Researchers publish series of physiologically-based pharmacokinetic model manuscripts for perfluorooctane sulfonate

Submitted by Cheyenne Swoope

The 2021 research team had their manuscript published in Environmental Health Perspectives. They are (top row, left to right) Qiran Chen, Zhoumeng Lin, Wei-Chun Chou (bottom row, left to right) Long Yuan and Md Mahbubul Huq Riad.

A team of researchers at Kansas State University focuses on applying computational modeling technologies to address food safety, toxicology and risk assessment issues. Members develop and apply innovative physiologically based pharmacokinetic, or PBPK, models to assess exposure to drugs, environmental chemicals or nanomaterials in the target tissue in laboratory animals, food-producing animals, companion animals or humans.

Over three years, the team led by Zhoumeng Lin, associate professor of pharmacology and toxicology and the principal investigator, has published three papers related to perfluorooctane sulfonate or PFOS. Considered a pollutant, PFOS is a member of the family of per- and polyfluoroalkyl substances, or PFAS, which are human-made, persistent environmental contaminants and a global public health concern. The published manuscripts focus on creating models for utilization in human health risk assessments.

In 2019, the team published a study titled “Bayesian Evaluation of a Physiologically Based Pharmacokinetic (PBPK) Model for Perfluorooctane Sulfonate (PFOS) to Characterize the Interspecies Uncertainty between Mice, Rats, Monkeys, and Humans: Development and Performance Verification,” in the journal, Environment International. Available species-specific toxicokinetic data from other studies were used for model calibration and optimization, and independent datasets were used for model evaluation.

“This manuscript describes a physiologically based pharmacokinetic model for PFOS in mice, rats, monkeys and humans,” said Lin. “This model can be used to extrapolate toxicokinetic and toxicity data from animals to humans to support risk assessment and derivation of a new reference dose of PFOS, ultimately helping make public health decisions on this environmental contaminant.”

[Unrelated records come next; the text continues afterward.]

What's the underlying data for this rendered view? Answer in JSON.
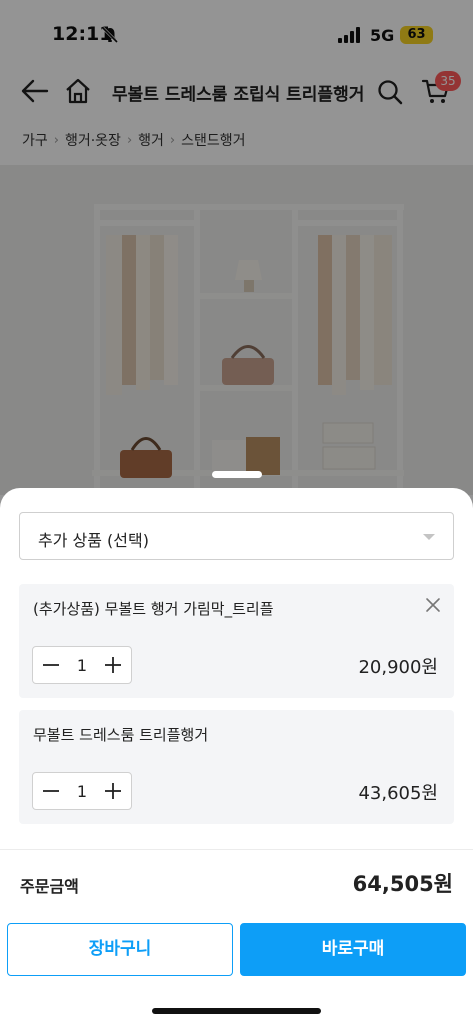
{
  "status_bar": {
    "time": "12:11",
    "network": "5G",
    "battery": "63"
  },
  "header": {
    "title": "무볼트 드레스룸 조립식 트리플행거",
    "cart_count": "35"
  },
  "breadcrumb": [
    "가구",
    "행거·옷장",
    "행거",
    "스탠드행거"
  ],
  "sheet": {
    "option_select": {
      "label": "추가 상품 (선택)"
    },
    "items": [
      {
        "name": "(추가상품) 무볼트 행거 가림막_트리플",
        "quantity": "1",
        "price": "20,900원",
        "removable": true
      },
      {
        "name": "무볼트 드레스룸 트리플행거",
        "quantity": "1",
        "price": "43,605원",
        "removable": false
      }
    ],
    "total_label": "주문금액",
    "total_value": "64,505원",
    "cart_button": "장바구니",
    "buy_button": "바로구매"
  },
  "colors": {
    "accent": "#0d9ef7",
    "badge": "#ff5a5a",
    "battery": "#f6d323"
  },
  "icons": [
    "bell-slash-icon",
    "signal-icon",
    "back-arrow-icon",
    "home-icon",
    "search-icon",
    "cart-icon",
    "chevron-right-icon",
    "caret-down-icon",
    "close-icon",
    "minus-icon",
    "plus-icon"
  ]
}
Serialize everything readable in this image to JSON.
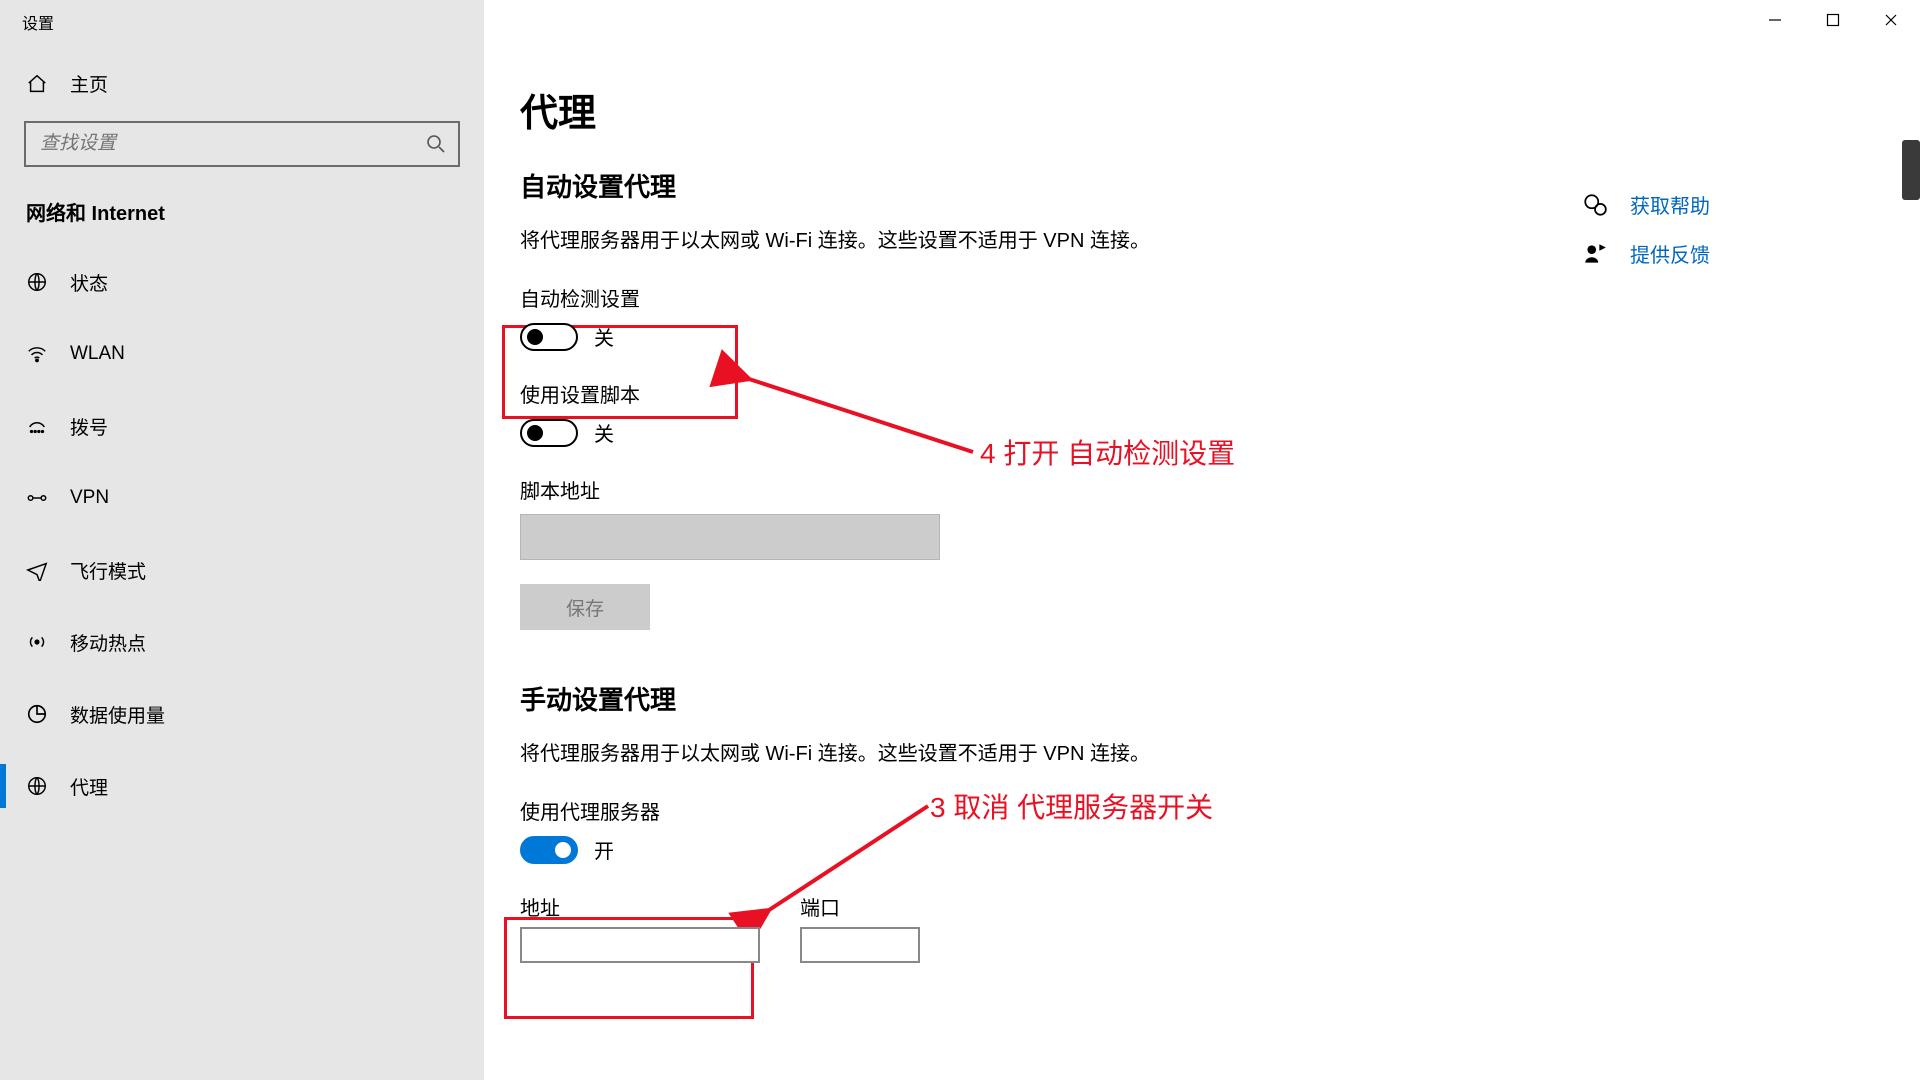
{
  "window": {
    "title": "设置"
  },
  "sidebar": {
    "home": "主页",
    "search_placeholder": "查找设置",
    "category": "网络和 Internet",
    "items": [
      {
        "label": "状态"
      },
      {
        "label": "WLAN"
      },
      {
        "label": "拨号"
      },
      {
        "label": "VPN"
      },
      {
        "label": "飞行模式"
      },
      {
        "label": "移动热点"
      },
      {
        "label": "数据使用量"
      },
      {
        "label": "代理"
      }
    ]
  },
  "main": {
    "title": "代理",
    "auto": {
      "heading": "自动设置代理",
      "desc": "将代理服务器用于以太网或 Wi-Fi 连接。这些设置不适用于 VPN 连接。",
      "auto_detect_label": "自动检测设置",
      "auto_detect_state": "关",
      "use_script_label": "使用设置脚本",
      "use_script_state": "关",
      "script_addr_label": "脚本地址",
      "save": "保存"
    },
    "manual": {
      "heading": "手动设置代理",
      "desc": "将代理服务器用于以太网或 Wi-Fi 连接。这些设置不适用于 VPN 连接。",
      "use_proxy_label": "使用代理服务器",
      "use_proxy_state": "开",
      "addr_label": "地址",
      "port_label": "端口"
    }
  },
  "right": {
    "help": "获取帮助",
    "feedback": "提供反馈"
  },
  "annotations": {
    "step4": "4 打开 自动检测设置",
    "step3": "3 取消 代理服务器开关"
  }
}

Lin’s team performed Bayesian statistical analysis using Markov chain Monte Carlo simulation to optimize the model and to characterize the uncertainty and interspecies variability of chemical-specific parameters. The integrated and comparative analysis provides an important step toward improving interspecies extrapolation and quantitative risk assessment of PFOS. This open-source model provides a foundation for developing models for other perfluoroalkyl substances. It was donned the Best Paper Award by the Society of Toxicology Biological Modeling Specialty Section.

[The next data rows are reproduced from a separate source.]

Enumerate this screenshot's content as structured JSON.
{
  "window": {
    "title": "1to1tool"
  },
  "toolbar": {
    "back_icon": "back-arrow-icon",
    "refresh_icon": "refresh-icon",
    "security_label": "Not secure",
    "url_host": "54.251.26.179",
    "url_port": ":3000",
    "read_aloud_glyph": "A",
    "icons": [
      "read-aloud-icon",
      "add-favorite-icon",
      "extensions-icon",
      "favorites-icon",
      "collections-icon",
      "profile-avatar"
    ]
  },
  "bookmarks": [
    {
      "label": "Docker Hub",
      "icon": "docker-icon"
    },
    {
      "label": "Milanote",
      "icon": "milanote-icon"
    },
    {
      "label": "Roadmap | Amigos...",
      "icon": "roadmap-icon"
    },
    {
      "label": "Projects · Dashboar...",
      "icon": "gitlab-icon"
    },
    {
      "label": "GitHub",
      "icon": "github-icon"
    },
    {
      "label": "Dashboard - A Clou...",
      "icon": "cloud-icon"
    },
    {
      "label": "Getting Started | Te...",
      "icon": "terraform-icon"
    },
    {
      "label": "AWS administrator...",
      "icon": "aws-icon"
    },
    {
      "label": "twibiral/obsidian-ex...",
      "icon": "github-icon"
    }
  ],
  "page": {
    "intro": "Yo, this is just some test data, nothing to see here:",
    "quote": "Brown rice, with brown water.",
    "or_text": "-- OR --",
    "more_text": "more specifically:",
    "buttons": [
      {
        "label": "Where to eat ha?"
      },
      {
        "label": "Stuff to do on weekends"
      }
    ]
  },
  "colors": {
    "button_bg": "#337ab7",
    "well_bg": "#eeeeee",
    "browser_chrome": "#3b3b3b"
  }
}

In 2020, the group followed up with a study titled “Probabilistic human health risk assessment of perfluorooctane sulfonate (PFOS) by integrating in vitro, in vivo toxicity, and human epidemiological studies using a Bayesian-based dose-response assessment coupled with physiologically based pharmacokinetic (PBPK) modeling approach,” published in Environment International. A Bayesian dose-response model was developed to analyze 34 studies, including human epidemiological, animal in vivo, and ToxCast in vitro toxicity datasets.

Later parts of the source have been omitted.